A few years after that our model correctly predicted the NCAA tournament’s Final Four, the finalists, and the winner – even the NIT winner. Again, there was a significant luck component – because there’s so much randomness I don't expect it to ever happen again – but it really helped in terms of getting us attention and getting people to pay attention to it.
Yes. One of our Master’s of Science in Analytics students is working for a sports startup, and a second interned for an NFL team. Another of our M.S. Analytics students has his own sports analytics startup, and yet another seems to be moving in that direction. At the undergraduate level, I have an excellent research student who is going to be an analytics intern with a Major League Baseball team this summer.
Overall, it’s hard to get a job in sports analytics. There are so many people with the combination of technical skills and sports interest who apply that the competition is very difficult. Many of the people who get sports analytics jobs have already done sports analytics as a hobby and have done it well – They’ve written about it on blogs and websites, gotten noticed, and been hired. Showing off your own good, original work is the most sure-fire way to get noticed and hired, but you have to have good work to stand out, because there are so many people blogging.
There have been several changes over the past few years. For example, machine learning has really taken off, there has been a proliferation of good analytics software and analytics-friendly platforms, etc. But to me, the biggest change has been that analytics has really become a household word. It used to be that when I told people I do analytics, I’d have to explain what it is. Now, everyone knows what it is and wants to find out exactly what I’m working on.
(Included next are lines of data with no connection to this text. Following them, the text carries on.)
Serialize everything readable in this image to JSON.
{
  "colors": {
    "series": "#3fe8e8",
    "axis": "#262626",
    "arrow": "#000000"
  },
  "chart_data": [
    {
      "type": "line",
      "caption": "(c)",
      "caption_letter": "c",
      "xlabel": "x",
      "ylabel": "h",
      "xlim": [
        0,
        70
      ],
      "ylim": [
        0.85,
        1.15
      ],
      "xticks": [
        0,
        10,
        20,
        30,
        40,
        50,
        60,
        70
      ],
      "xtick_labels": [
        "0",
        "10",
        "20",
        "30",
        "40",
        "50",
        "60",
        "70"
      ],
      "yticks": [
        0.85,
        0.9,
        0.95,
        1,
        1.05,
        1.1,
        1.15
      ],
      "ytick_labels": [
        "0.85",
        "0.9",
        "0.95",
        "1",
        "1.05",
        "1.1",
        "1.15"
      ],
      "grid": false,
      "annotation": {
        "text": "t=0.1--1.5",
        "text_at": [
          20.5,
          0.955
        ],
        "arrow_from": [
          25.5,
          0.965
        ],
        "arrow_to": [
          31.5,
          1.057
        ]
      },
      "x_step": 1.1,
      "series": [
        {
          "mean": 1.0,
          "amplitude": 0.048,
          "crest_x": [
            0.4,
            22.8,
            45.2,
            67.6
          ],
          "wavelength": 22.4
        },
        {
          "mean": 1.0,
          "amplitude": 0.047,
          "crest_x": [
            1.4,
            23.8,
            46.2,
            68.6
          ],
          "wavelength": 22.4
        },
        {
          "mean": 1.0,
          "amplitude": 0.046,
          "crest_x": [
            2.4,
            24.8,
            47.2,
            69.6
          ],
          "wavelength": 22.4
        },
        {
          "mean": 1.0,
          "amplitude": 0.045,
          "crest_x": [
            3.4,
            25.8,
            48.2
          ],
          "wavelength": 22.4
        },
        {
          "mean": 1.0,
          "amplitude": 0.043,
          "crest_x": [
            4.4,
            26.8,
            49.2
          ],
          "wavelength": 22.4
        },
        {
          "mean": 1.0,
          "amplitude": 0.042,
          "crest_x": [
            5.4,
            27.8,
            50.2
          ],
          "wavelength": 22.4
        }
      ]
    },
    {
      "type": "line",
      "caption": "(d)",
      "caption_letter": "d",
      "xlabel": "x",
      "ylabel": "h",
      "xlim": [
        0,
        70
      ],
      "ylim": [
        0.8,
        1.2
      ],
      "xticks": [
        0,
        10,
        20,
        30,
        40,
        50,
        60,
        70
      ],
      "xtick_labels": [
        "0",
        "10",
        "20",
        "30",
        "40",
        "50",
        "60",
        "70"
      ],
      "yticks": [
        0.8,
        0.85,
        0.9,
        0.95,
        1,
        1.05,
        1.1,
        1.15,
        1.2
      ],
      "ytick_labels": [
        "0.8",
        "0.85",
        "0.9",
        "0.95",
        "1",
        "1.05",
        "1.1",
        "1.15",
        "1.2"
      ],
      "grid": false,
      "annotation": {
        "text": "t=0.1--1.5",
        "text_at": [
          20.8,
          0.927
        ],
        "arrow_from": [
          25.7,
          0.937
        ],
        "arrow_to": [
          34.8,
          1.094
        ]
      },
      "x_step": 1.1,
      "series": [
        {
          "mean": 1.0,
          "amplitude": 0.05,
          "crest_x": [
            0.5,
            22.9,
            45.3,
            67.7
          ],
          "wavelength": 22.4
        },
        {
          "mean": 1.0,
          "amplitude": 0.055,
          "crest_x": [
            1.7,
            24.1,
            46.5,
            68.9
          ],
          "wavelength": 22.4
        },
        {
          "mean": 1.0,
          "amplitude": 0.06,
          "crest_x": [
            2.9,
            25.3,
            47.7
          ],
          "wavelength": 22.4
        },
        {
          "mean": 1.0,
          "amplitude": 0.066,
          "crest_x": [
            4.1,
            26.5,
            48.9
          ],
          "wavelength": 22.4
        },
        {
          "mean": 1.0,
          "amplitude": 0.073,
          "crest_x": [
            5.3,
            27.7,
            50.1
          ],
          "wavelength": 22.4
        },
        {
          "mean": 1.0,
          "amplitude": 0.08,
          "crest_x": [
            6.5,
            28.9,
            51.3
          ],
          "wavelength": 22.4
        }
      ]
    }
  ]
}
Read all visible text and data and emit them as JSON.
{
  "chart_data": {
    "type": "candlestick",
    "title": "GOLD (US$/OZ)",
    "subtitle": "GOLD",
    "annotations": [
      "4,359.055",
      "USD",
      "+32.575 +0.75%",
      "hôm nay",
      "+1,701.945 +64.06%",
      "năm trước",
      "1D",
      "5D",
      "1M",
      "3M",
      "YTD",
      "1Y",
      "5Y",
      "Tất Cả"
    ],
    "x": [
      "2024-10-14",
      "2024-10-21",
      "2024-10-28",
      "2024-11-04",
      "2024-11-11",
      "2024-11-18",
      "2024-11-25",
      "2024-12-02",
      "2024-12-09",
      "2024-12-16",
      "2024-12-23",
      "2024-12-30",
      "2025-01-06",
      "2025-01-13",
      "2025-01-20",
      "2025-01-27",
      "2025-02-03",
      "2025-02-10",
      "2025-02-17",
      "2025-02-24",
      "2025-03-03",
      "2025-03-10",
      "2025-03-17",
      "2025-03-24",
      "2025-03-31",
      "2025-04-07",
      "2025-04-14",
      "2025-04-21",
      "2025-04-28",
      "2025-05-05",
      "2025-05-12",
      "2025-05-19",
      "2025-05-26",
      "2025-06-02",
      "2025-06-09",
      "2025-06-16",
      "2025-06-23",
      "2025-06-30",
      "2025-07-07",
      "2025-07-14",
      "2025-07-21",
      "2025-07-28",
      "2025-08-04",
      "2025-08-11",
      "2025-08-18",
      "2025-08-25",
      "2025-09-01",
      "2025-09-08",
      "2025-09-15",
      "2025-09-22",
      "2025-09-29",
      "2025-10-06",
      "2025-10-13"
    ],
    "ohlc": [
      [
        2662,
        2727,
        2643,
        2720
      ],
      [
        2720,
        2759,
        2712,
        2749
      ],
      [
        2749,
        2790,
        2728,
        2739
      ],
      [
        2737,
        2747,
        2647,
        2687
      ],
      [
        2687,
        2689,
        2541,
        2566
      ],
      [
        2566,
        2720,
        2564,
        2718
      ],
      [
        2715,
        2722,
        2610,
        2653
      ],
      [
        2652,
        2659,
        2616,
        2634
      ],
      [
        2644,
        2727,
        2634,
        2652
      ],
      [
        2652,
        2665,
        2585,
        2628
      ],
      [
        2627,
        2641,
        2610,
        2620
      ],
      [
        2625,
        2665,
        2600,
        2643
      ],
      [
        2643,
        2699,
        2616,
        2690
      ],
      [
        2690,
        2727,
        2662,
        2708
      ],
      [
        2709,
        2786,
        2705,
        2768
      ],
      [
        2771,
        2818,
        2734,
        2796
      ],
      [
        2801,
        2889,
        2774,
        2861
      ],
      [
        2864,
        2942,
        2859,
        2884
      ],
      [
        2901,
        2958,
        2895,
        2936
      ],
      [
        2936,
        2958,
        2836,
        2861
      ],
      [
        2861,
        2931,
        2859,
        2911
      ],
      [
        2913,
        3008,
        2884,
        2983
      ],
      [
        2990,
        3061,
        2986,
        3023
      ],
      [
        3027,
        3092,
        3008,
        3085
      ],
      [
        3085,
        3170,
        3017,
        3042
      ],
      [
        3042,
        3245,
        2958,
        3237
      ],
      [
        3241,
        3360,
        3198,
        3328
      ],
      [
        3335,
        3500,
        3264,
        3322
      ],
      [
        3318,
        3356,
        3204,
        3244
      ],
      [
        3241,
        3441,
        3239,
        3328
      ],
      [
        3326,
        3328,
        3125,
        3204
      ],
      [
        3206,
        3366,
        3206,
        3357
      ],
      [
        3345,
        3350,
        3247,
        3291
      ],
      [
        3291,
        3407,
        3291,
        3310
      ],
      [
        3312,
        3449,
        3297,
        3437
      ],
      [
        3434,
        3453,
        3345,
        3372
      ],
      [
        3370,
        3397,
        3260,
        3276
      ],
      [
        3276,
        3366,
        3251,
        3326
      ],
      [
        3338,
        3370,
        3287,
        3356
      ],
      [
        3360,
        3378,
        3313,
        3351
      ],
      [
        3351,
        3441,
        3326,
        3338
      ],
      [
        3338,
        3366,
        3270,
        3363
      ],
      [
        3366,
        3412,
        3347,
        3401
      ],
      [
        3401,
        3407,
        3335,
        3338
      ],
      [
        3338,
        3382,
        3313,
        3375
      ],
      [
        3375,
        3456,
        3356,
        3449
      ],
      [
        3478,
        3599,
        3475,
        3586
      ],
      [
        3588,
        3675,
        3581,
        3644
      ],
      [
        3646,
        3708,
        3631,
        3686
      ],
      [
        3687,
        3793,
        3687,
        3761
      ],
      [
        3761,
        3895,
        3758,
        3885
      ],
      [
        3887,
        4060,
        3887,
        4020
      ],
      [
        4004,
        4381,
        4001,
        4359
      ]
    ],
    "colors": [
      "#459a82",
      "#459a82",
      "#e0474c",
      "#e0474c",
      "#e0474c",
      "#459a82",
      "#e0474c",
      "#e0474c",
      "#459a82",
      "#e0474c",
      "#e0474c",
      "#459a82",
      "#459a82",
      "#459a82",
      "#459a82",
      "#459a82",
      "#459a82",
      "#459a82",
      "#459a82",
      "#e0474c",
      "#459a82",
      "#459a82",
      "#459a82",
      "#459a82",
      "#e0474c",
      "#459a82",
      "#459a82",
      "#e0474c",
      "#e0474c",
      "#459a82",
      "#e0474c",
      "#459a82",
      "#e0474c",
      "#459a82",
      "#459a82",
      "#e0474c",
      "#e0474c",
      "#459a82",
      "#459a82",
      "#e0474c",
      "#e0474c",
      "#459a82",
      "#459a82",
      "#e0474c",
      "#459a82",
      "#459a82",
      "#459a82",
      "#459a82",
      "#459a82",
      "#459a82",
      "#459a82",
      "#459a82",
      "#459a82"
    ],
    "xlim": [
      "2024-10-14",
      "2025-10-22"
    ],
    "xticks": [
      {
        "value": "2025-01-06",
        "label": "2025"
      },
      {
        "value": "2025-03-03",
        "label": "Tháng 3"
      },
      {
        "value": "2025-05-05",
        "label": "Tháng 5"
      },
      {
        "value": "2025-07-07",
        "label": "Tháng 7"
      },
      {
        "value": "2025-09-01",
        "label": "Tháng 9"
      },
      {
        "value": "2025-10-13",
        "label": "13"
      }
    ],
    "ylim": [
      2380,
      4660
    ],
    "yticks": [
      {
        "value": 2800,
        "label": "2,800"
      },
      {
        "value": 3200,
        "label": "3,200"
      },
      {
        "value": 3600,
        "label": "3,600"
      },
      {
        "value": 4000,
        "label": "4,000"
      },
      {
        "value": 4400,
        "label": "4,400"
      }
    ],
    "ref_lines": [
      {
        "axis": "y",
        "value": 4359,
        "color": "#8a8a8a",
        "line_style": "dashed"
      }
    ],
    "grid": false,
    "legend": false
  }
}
I see a few areas where analytics is really going to grow. First, I think, will be prescriptive analytics. Initially – and this is just a generalization – descriptive analytics was the hot area, and the cutting-edge companies were the ones who had figured out how to use good predictive analytics. Now, lots of companies have gotten into predictive analytics, and the cutting-edge companies are the ones who are also incorporating good prescriptive analytics. Five or 10 years from now, I think lots of companies will be incorporating prescriptive analytics as well.
Another growth area in analytics is, I think, going to be in trying to outthink analytics systems. A good parallel might be an internet search. First, Google got really good at figuring out which were the best sites to send you to. Then, people started getting very good at gaming the system – figuring out ways to trick Google’s algorithm into sending you to their website, even if it wasn’t the best.
I think there’s a coming parallel growth in analytics. For example, now that there are good algorithms for determining whether an individual is a good loan risk, it won’t be long before someone works out the best way to fool those algorithms. When self-driving cars become more common, it probably won’t take that long for one driving algorithm to figure out how to exploit another driving algorithm – “Get there faster when you’re stuck in a jam! Our self-driving algorithm gets Company X’s cars to let our car merge ahead in traffic 92 percent of the time!” Analytics to trick others’ analytics are coming soon, if they’re not here already.
And finally, I think that analytics will grow in the area of human behavior. Most of the current analytics algorithms don’t do a good job of accounting for human behavior and human reaction. I think the ability to do that can and will be a big differentiator, especially as we continue to advance both in analytics techniques and in our knowledge of how humans think and act.